One is left waiting for Beckett, and the review could end
here. But for the record, here are my notes regarding other
elements of the play. Forgive the Beckettian brevity necessitated
by space limitations and a desire to flee the memory of this
debacle.
Vladimir and Estragon: too young, too clean, insufficiently
pathetic or tragic, too clumsy/forced in comic business. In
second act, David Adkins’ Vladimir more fully realized. As
face becomes sweatier and drawn, Adkins almost conveys the
tragicomedy that Beckett intended. Has touching moments.
Stephen DeRosa’s grinning and winking Estragon: Awful. Doesn’t
endure a believable minute of misery. Little suggests gravitational
pull on Estragon’s tired frame. Outer coat and his ragged
trouser cuffs do more toward suggesting character.
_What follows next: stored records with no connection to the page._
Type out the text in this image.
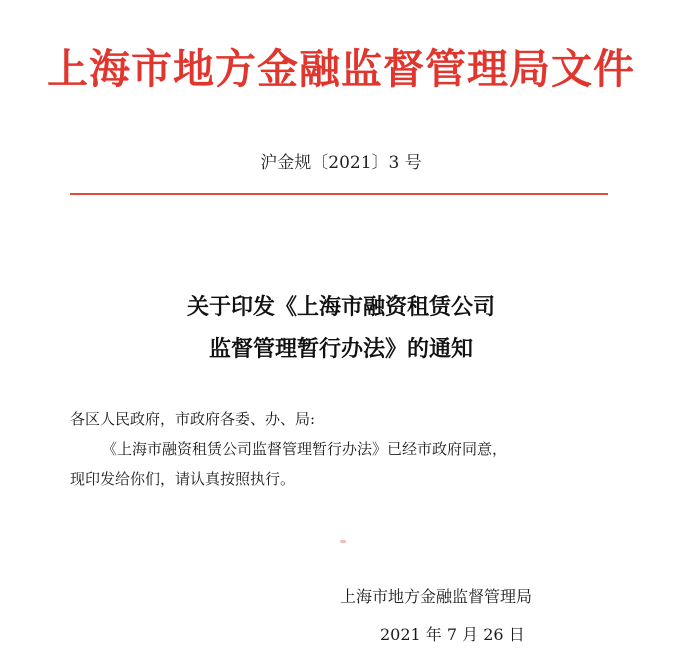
上海市地方金融监督管理局文件
沪金规〔2021〕3 号
关于印发《上海市融资租赁公司
监督管理暂行办法》的通知
各区人民政府，市政府各委、办、局:
《上海市融资租赁公司监督管理暂行办法》已经市政府同意，
现印发给你们，请认真按照执行。
上海市地方金融监督管理局
2021 年 7 月 26 日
According to program, intent is to deliver American production
of Godot. Stupid idea, given the play’s universality and absence
of any event on American soil to provoke such a play. Costumes
suggest Florida or California. Not Beckett’s chill, postwar
muckheap.
David Schramm’s Pozzo mostly succeeds. Loud and ostentatious,
yet reveals self-doubt. No bald pate described by Beckett.
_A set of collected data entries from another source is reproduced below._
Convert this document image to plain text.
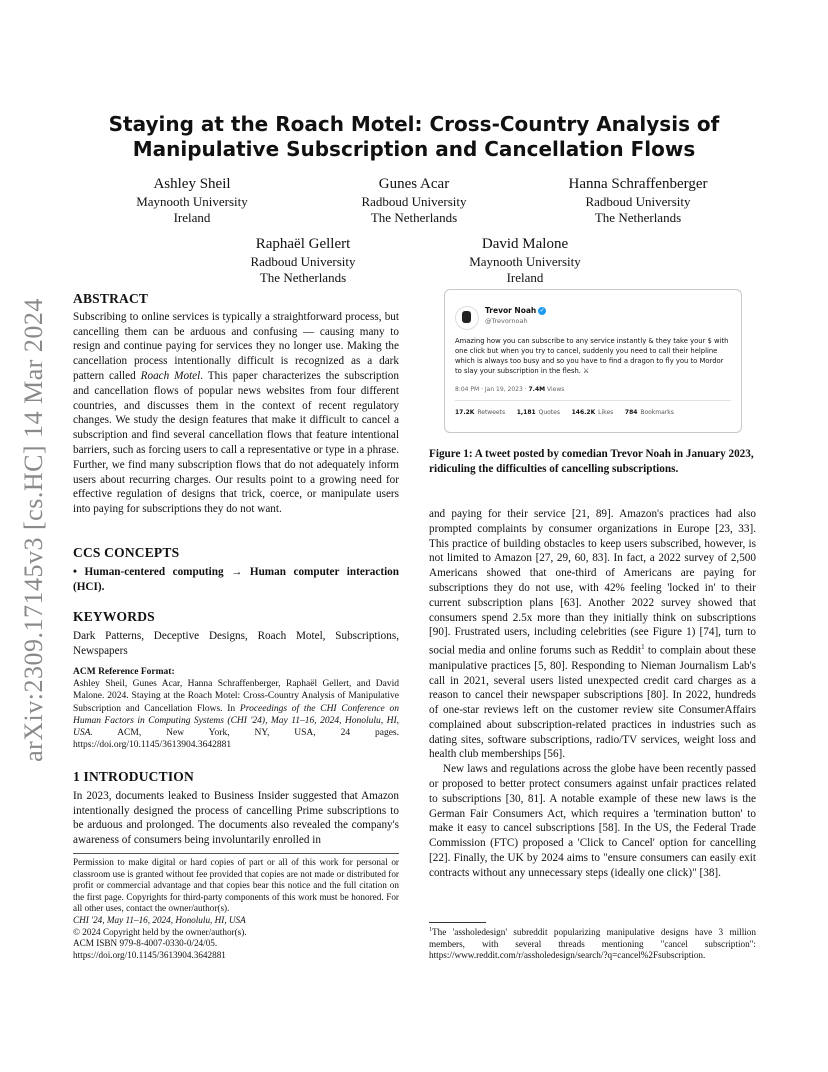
arXiv:2309.17145v3 [cs.HC] 14 Mar 2024
Staying at the Roach Motel: Cross-Country Analysis of
Manipulative Subscription and Cancellation Flows
Ashley Sheil
Maynooth University
Ireland
Gunes Acar
Radboud University
The Netherlands
Hanna Schraffenberger
Radboud University
The Netherlands
Raphaël Gellert
Radboud University
The Netherlands
David Malone
Maynooth University
Ireland
ABSTRACT

Subscribing to online services is typically a straightforward process, but cancelling them can be arduous and confusing — causing many to resign and continue paying for services they no longer use. Making the cancellation process intentionally difficult is recognized as a dark pattern called Roach Motel. This paper characterizes the subscription and cancellation flows of popular news websites from four different countries, and discusses them in the context of recent regulatory changes. We study the design features that make it difficult to cancel a subscription and find several cancellation flows that feature intentional barriers, such as forcing users to call a representative or type in a phrase. Further, we find many subscription flows that do not adequately inform users about recurring charges. Our results point to a growing need for effective regulation of designs that trick, coerce, or manipulate users into paying for subscriptions they do not want.

CCS CONCEPTS

• Human-centered computing → Human computer interaction (HCI).

KEYWORDS

Dark Patterns, Deceptive Designs, Roach Motel, Subscriptions, Newspapers

ACM Reference Format:

Ashley Sheil, Gunes Acar, Hanna Schraffenberger, Raphaël Gellert, and David Malone. 2024. Staying at the Roach Motel: Cross-Country Analysis of Manipulative Subscription and Cancellation Flows. In Proceedings of the CHI Conference on Human Factors in Computing Systems (CHI '24), May 11–16, 2024, Honolulu, HI, USA. ACM, New York, NY, USA, 24 pages. https://doi.org/10.1145/3613904.3642881

1 INTRODUCTION

In 2023, documents leaked to Business Insider suggested that Amazon intentionally designed the process of cancelling Prime subscriptions to be arduous and prolonged. The documents also revealed the company's awareness of consumers being involuntarily enrolled in

Permission to make digital or hard copies of part or all of this work for personal or classroom use is granted without fee provided that copies are not made or distributed for profit or commercial advantage and that copies bear this notice and the full citation on the first page. Copyrights for third-party components of this work must be honored. For all other uses, contact the owner/author(s).

CHI '24, May 11–16, 2024, Honolulu, HI, USA
© 2024 Copyright held by the owner/author(s).
ACM ISBN 979-8-4007-0330-0/24/05.
https://doi.org/10.1145/3613904.3642881
Trevor Noah ✓
@Trevornoah
Amazing how you can subscribe to any service instantly & they take your $ with one click but when you try to cancel, suddenly you need to call their helpline which is always too busy and so you have to find a dragon to fly you to Mordor to slay your subscription in the flesh. ⚔
8:04 PM · Jan 19, 2023 · 7.4M Views
17.2K Retweets 1,181 Quotes 146.2K Likes 784 Bookmarks
Figure 1: A tweet posted by comedian Trevor Noah in January 2023, ridiculing the difficulties of cancelling subscriptions.

and paying for their service [21, 89]. Amazon's practices had also prompted complaints by consumer organizations in Europe [23, 33]. This practice of building obstacles to keep users subscribed, however, is not limited to Amazon [27, 29, 60, 83]. In fact, a 2022 survey of 2,500 Americans showed that one-third of Americans are paying for subscriptions they do not use, with 42% feeling 'locked in' to their current subscription plans [63]. Another 2022 survey showed that consumers spend 2.5x more than they initially think on subscriptions [90]. Frustrated users, including celebrities (see Figure 1) [74], turn to social media and online forums such as Reddit$^1$ to complain about these manipulative practices [5, 80]. Responding to Nieman Journalism Lab's call in 2021, several users listed unexpected credit card charges as a reason to cancel their newspaper subscriptions [80]. In 2022, hundreds of one-star reviews left on the customer review site ConsumerAffairs complained about subscription-related practices in industries such as dating sites, software subscriptions, radio/TV services, weight loss and health club memberships [56].

New laws and regulations across the globe have been recently passed or proposed to better protect consumers against unfair practices related to subscriptions [30, 81]. A notable example of these new laws is the German Fair Consumers Act, which requires a 'termination button' to make it easy to cancel subscriptions [58]. In the US, the Federal Trade Commission (FTC) proposed a 'Click to Cancel' option for cancelling [22]. Finally, the UK by 2024 aims to "ensure consumers can easily exit contracts without any unnecessary steps (ideally one click)" [38].

$^1$The 'assholedesign' subreddit popularizing manipulative designs have 3 million members, with several threads mentioning "cancel subscription": https://www.reddit.com/r/assholedesign/search/?q=cancel%2Fsubscription.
His servant, Lucky, lacks long white hair. Instead, a goth-punk
drug addict as played by Randy Harrison. Not Beckett’s enigma.
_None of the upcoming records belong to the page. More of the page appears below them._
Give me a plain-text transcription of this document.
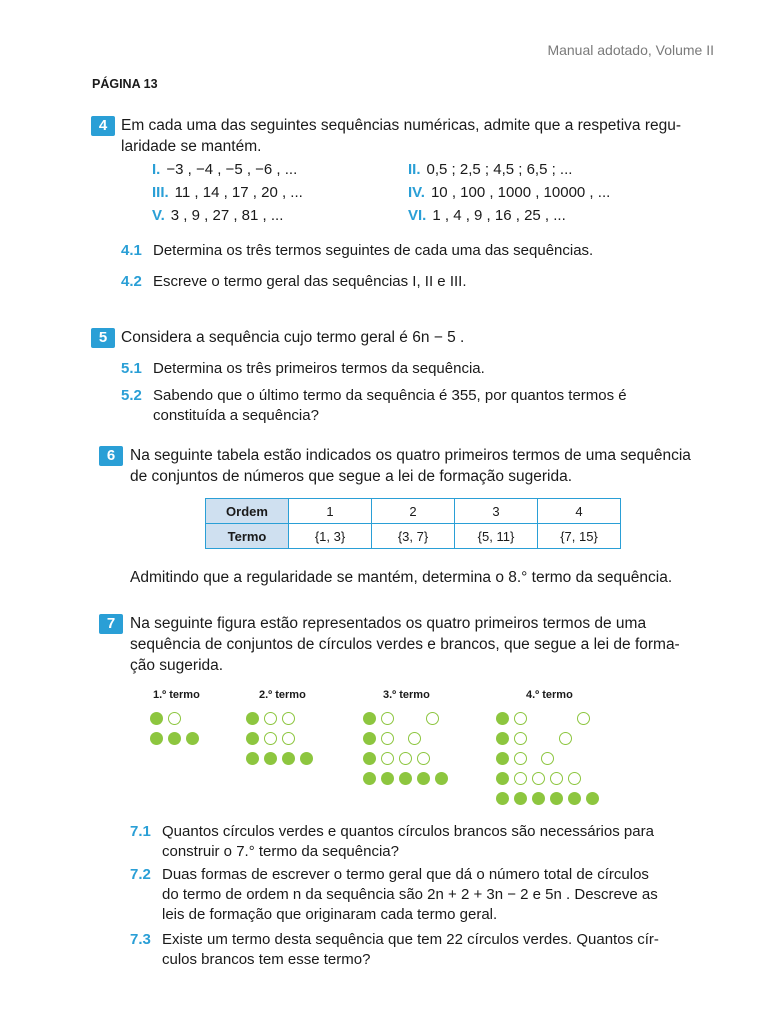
Manual adotado, Volume II
PÁGINA 13
4 Em cada uma das seguintes sequências numéricas, admite que a respetiva regu-
laridade se mantém.
I. −3 , −4 , −5 , −6 , ...	II. 0,5 ; 2,5 ; 4,5 ; 6,5 ; ...
III. 11 , 14 , 17 , 20 , ...	IV. 10 , 100 , 1000 , 10000 , ...
V. 3 , 9 , 27 , 81 , ...	VI. 1 , 4 , 9 , 16 , 25 , ...
4.1 Determina os três termos seguintes de cada uma das sequências.
4.2 Escreve o termo geral das sequências I, II e III.
5 Considera a sequência cujo termo geral é 6n − 5 .
5.1 Determina os três primeiros termos da sequência.
5.2 Sabendo que o último termo da sequência é 355, por quantos termos é
constituída a sequência?
6 Na seguinte tabela estão indicados os quatro primeiros termos de uma sequência
de conjuntos de números que segue a lei de formação sugerida.
Ordem	1	2	3	4
Termo	{1, 3}	{3, 7}	{5, 11}	{7, 15}
Admitindo que a regularidade se mantém, determina o 8.° termo da sequência.
7 Na seguinte figura estão representados os quatro primeiros termos de uma
sequência de conjuntos de círculos verdes e brancos, que segue a lei de forma-
ção sugerida.
1.º termo	2.º termo	3.º termo	4.º termo
7.1 Quantos círculos verdes e quantos círculos brancos são necessários para
construir o 7.° termo da sequência?
7.2 Duas formas de escrever o termo geral que dá o número total de círculos
do termo de ordem n da sequência são 2n + 2 + 3n − 2 e 5n . Descreve as
leis de formação que originaram cada termo geral.
7.3 Existe um termo desta sequência que tem 22 círculos verdes. Quantos cír-
culos brancos tem esse termo?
Vladimir and Estragon upstaged.
Silences not long enough. Ping-pong exchanges not fast enough.
The rhythms and tempos off much of the time. No internal music.
Beckett’s sly references to audience become pandering, direct
addresses to audience. Result: inclusion of audience destroys
overall sense of isolation. One of the reasons Beckett protested
theater-in-the-round staging.
Some new stage business works well, but hit or miss. Results
in choppy sequences. Poor coherence and overall unity.
Productions such as this do Beckett a greater disservice than
not doing him at all. Audiences are robbed of his rare, transporting,
touching and ultimately, heroic meditation on waiting for
meaning—while being faced with the very good possibility that
one’s earthly existence is merely absurd.